Syke – Zwischen den grauen Pflastersteinen sprießt das Wildkraut, zwischen den frühlingsgrünen Bäumen schimmert der rote Klinker der Schulgebäude: keine alltägliche Kulisse zum Tanzen. „In geschlossenen Räumen war halt noch nichts möglich“, erklärt Carsten Kotzott, Pressesprecher des TSC Hansa Syke, das Treiben an der Ferdinand-Salfer-Straße: „Deshalb haben wir draußen auf dem Parkplatz trainiert.“ Nicht nur das Set sei ungewöhnlich gewesen: „Ohne Anfassen; es ging darum, dass jeder zunächst für sich die Schritte lernt.“

Mittlerweile hat sich die Lage bei den Syker Tanzsportlern etwas normalisiert. Seit knapp vier Wochen sind wieder Einheiten in der Sporthalle möglich. Es darf wieder als Paar getanzt werden.
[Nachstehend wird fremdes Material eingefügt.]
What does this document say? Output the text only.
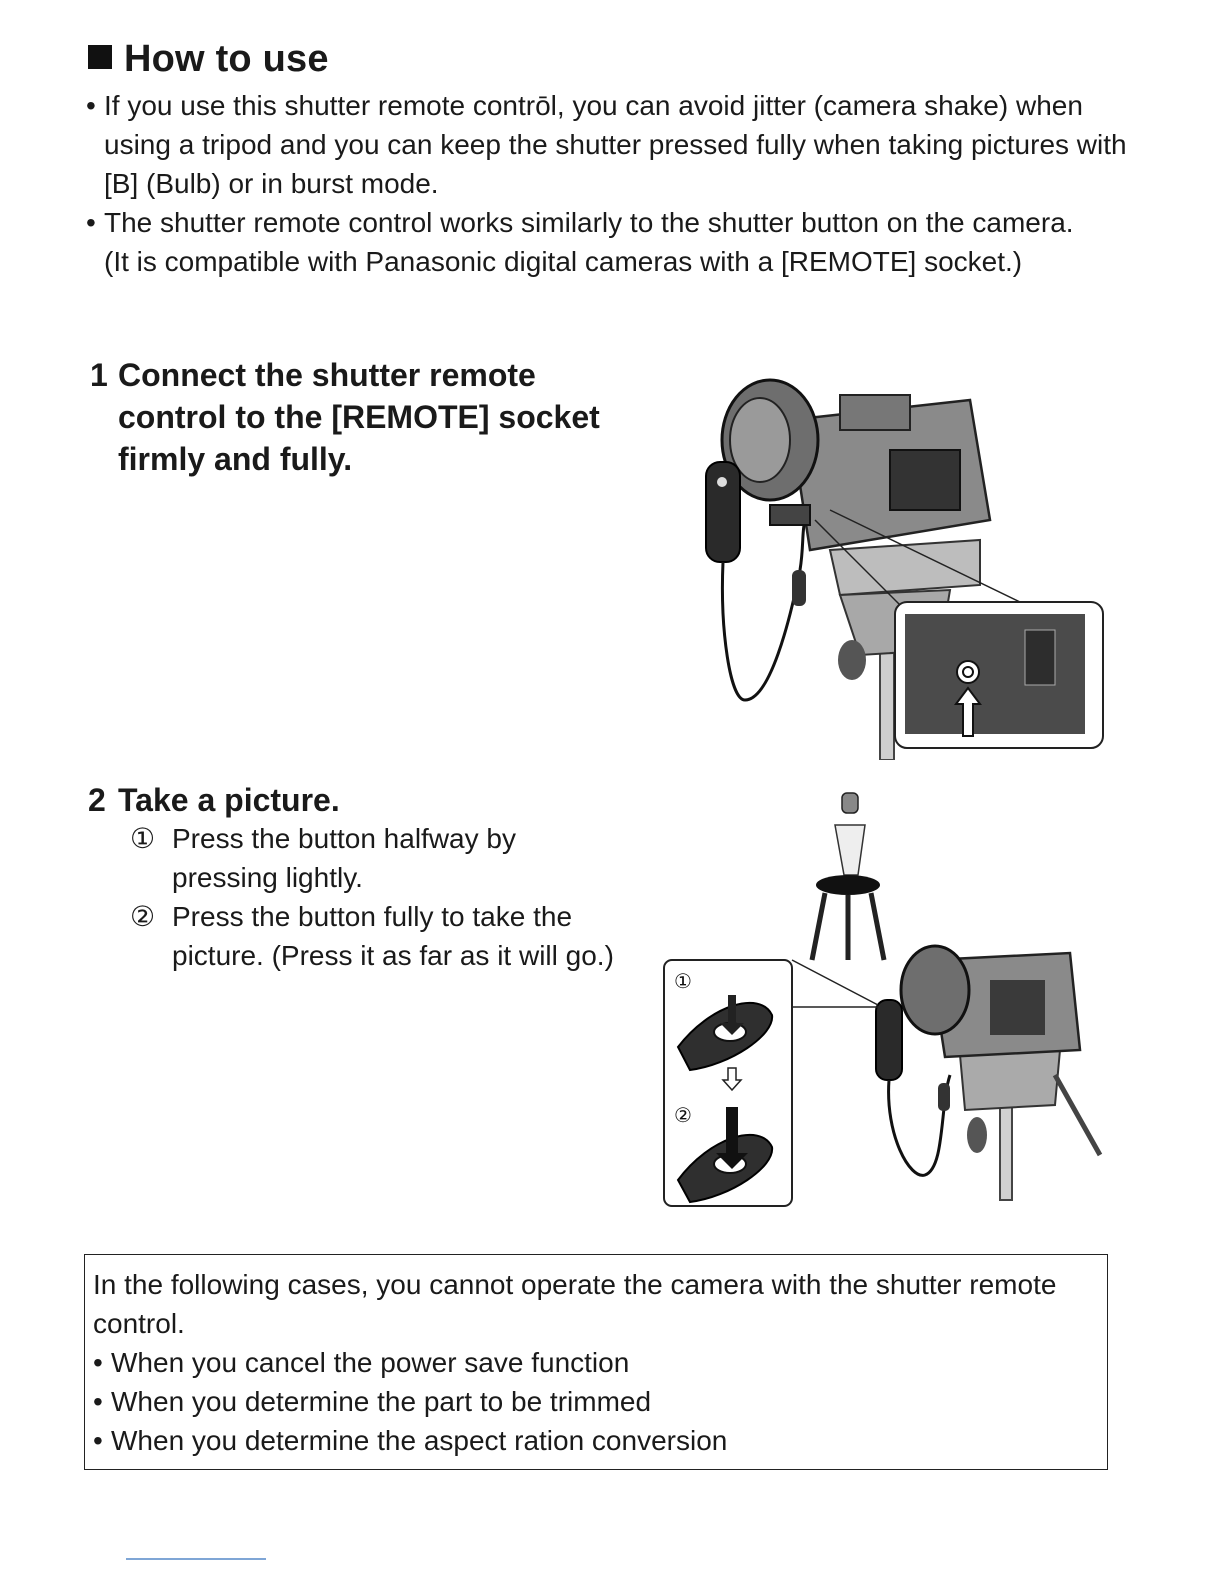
How to use
• If you use this shutter remote contrōl, you can avoid jitter (camera shake) when using a tripod and you can keep the shutter pressed fully when taking pictures with [B] (Bulb) or in burst mode.
• The shutter remote control works similarly to the shutter button on the camera.
(It is compatible with Panasonic digital cameras with a [REMOTE] socket.)
1 Connect the shutter remote control to the [REMOTE] socket firmly and fully.
2 Take a picture.
① Press the button halfway by pressing lightly.
② Press the button fully to take the picture. (Press it as far as it will go.)
①
②
In the following cases, you cannot operate the camera with the shutter remote control.
• When you cancel the power save function
• When you determine the part to be trimmed
• When you determine the aspect ration conversion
„Es darf aber nicht rumgetauscht werden“, erläutert Kotzott. Das sei sonst zu Beginn eines neuen Trainingszyklus’ üblich, um zu schauen, wer mit wem am besten harmoniert: „Das geht jetzt leider noch nicht. Da müssen sich die Trainer nun noch mehr Gedanken machen, welche Kombination am besten passt.“

Bei Formationstänzern ist gewöhnlich alles orchestriert, bis ins letzte Detail einstudiert. Nun geht es ums Improvisieren. Und das in einer Zeit, in der die Syker ohnehin so etwas wie einen Neustart wagen. Der TSC Hansa kooperiert mit dem 1. TSZ Nienburg. Man habe sich „jetzt entschlossen, beide Teams zusammenzulegen, um gestärkt in der Landesliga anzugreifen“, erklärt Kotzott. Als Formationsgemeinschaft TSC Hansa Syke/1. TSZ Nienburg sollen zwei Teams in der Landesliga an den Start gehen: Die A-Mannschaft beabsichtigt, direkt oben mitzutanzen, schnellstmöglich den Regionalliga-Aufstieg anzupeilen. Dem jungen B-Team soll Zeit gegeben werden, es darf sich peu à peu entwickeln.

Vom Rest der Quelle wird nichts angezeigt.